This is a simple multi-threaded web proxy coded in c.
- make
- ./webproxy {port num} {cache ttl}
- enable http requests to run through this proxy in the settings of your computer.
This file contains all of the logic for initializing the server and running infinitely.
This file has three functions:
- client is a function that is run by the threads that serve as the client proxy interface
- server is a function that is run by the threads that serve as the server proxy interface
- send_request is a function called by server threads, this function builds a connection and sends a request to a server
A few helper methods pertaining to the cache and the blacklist.
This is the file that contains all of the blacklisted urls, each url must have it's own line in the file. You need to be very precise about which urls you want to block If you want to blacklist 'example.net' you're entry into the file must be 'http://example.net'. Likewise, if you want to blacklist 'www.example.net', the entry must be 'http://www/example.net'
I accomplished concurrency in this proxy by multithreading with condition variables and mutexes. It was similar to the producer-consumer problem with a shared buffer. Where the 'producers' are actually the threads that interface with the client and the buffer, while the 'consumers' are threads that interface with the buffer and the external server.
The client interface threads are responsible for taking incoming requests. It will then check if the request has been blacklisted, checking for cached requests. If the request is cached, send a response with what is in the cache. if the request is not cached, put the request into a shared buffer for the server threads to handle.

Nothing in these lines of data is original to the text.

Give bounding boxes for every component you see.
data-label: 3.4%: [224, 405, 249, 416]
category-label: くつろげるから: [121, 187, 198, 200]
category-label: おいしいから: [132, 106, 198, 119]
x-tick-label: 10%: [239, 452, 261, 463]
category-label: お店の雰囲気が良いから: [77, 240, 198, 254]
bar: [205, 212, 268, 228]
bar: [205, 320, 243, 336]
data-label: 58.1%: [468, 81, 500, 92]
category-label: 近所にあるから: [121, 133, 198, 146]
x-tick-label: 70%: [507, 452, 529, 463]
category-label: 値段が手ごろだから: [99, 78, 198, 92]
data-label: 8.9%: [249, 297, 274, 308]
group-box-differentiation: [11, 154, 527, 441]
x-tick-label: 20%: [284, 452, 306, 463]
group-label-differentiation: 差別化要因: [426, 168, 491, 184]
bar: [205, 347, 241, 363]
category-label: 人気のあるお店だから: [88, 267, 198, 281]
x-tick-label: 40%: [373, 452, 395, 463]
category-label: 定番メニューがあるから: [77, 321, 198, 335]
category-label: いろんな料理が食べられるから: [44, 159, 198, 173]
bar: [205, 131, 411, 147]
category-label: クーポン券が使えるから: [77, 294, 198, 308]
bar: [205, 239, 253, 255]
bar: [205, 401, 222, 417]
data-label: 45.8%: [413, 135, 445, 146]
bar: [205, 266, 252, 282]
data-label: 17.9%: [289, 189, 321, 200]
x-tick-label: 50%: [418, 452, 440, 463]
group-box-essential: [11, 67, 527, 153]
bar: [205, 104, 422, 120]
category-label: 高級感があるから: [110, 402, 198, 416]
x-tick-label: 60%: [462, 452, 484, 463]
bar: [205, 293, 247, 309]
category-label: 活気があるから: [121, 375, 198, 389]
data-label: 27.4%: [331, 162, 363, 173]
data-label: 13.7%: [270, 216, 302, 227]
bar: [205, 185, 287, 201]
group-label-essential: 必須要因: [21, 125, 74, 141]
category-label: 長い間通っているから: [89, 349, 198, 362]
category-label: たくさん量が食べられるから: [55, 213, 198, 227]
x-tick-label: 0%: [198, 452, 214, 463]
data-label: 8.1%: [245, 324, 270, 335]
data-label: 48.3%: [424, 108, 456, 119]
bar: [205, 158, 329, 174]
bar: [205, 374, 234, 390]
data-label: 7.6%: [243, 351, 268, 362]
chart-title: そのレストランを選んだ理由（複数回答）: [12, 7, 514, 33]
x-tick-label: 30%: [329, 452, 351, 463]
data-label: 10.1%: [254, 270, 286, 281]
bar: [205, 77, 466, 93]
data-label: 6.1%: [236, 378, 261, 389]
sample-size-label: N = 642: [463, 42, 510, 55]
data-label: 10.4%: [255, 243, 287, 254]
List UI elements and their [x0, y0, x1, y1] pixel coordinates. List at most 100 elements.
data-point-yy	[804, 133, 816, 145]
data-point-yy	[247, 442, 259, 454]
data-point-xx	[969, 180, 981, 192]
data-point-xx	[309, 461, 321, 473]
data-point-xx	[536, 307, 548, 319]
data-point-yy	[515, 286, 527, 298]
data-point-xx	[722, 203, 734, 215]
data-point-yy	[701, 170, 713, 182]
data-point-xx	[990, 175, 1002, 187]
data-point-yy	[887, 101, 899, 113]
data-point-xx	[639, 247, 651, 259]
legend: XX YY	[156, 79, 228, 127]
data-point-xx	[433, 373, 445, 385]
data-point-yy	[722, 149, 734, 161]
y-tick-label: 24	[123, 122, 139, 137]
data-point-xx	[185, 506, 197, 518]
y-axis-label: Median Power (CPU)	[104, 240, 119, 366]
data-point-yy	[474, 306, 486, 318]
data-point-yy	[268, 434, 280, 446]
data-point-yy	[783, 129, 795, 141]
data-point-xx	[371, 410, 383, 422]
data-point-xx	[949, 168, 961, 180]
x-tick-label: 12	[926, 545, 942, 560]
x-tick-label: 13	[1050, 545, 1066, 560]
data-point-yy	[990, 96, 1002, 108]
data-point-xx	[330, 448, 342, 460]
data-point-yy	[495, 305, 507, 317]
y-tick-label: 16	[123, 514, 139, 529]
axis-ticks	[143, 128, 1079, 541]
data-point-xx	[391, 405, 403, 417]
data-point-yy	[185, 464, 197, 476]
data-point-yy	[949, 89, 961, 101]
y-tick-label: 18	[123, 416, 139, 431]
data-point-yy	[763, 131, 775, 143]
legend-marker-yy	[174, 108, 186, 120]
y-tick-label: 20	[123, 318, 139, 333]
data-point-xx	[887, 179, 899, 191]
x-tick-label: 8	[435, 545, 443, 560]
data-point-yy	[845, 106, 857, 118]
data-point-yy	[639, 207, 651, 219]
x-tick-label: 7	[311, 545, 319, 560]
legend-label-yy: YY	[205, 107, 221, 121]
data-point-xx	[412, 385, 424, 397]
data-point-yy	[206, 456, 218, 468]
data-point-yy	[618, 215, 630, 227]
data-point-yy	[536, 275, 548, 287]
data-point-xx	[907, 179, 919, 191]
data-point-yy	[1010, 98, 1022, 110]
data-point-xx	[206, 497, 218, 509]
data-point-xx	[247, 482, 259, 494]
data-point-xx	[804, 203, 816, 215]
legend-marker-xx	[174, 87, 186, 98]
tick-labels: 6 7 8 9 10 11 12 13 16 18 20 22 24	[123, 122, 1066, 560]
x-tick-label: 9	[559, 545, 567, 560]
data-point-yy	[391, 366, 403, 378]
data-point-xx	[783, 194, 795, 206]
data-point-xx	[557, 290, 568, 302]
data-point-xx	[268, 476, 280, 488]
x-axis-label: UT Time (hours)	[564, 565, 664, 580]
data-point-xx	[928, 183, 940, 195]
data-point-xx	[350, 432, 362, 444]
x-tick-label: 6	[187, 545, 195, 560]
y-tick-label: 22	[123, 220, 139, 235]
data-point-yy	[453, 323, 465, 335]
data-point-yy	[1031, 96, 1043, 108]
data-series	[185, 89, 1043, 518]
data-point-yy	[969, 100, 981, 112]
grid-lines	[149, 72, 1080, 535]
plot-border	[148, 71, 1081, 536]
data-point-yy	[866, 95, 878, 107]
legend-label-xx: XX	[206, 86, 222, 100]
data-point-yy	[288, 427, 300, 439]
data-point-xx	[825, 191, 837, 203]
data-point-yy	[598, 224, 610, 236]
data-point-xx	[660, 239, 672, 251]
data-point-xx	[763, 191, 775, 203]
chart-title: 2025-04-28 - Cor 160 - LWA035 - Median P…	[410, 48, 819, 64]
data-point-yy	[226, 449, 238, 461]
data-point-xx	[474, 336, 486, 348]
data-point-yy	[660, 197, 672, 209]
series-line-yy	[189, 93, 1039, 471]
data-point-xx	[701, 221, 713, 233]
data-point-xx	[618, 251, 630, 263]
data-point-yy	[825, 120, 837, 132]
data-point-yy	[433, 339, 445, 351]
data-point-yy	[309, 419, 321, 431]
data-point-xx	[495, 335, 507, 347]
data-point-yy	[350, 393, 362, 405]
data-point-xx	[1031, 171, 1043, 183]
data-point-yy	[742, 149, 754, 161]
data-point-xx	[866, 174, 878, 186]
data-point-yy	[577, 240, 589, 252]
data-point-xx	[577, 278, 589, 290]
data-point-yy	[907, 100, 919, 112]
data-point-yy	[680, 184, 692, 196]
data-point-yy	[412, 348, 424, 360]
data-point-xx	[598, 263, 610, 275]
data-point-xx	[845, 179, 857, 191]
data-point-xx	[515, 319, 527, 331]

The server interface threads are responsible for taking requests that have been placed into the shared buffer by the client threads. It will then build a connection and and send it's request to the server. Finally it will cache the server's request.
For the cache I decided to have a fixed TTL determined as a command line argument. I decided to not cache requests where the urls contained a '?' in it, since that usually signifies a dynamic page.
The blacklist is simply a character array that is read into at the beginning of the program.